I’ve been asked how I prepared myself for this life. I didn’t. I wanted a child. A child needed a mother. Skin color seemed irrelevant. People assume that, like a character in a feel-good movie, I stamp out prejudice one social encounter at a time. Yet I’m readying my daughter for her entire life. We don’t need zippy comebacks, but discernment: non-answers most of the time, careful, forceful answers at other times. I avoid the words “black” and “race.” To the store clerk: “I’m her mother. Is there a problem with having children in the store?” (At Target!) Pre-civil rights slurs and attitudes imbedded in them are rare now, but for the rest of us, there’s a gap when we talk about race. We don’t use words that dredge up the catastrophic past, and we haven’t coined new words for the present.

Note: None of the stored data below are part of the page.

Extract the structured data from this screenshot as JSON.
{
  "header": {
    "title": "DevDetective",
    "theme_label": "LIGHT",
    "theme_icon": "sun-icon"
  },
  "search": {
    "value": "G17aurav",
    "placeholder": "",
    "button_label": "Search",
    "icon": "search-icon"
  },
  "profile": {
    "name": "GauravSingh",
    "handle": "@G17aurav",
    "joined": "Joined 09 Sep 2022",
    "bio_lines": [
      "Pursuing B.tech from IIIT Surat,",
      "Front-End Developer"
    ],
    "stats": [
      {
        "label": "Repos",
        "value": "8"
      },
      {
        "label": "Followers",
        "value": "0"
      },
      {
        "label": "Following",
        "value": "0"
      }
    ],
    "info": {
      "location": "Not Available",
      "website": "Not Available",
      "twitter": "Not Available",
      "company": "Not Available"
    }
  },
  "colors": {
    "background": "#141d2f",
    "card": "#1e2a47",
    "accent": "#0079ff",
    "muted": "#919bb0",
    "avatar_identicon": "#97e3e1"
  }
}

We have no language for talking about race or—since my daughter and I have, as the word transracial implies, traversed a line—talking across race. When I answer, I try to see the person speaking as misinformed. I dig deep into my reserves of respect and tact. I hope my answer will turn a verbal fumble into ordinary conversation.

Debra Monroe is the author of four books of fiction and, most recently, a memoir about raising her daughter, On the Outskirts of Normal: Forging a Family Against the Grain. She lives in Austin and teaches in the MFA Program at Texas State University.  You can read more at Debra’s website here.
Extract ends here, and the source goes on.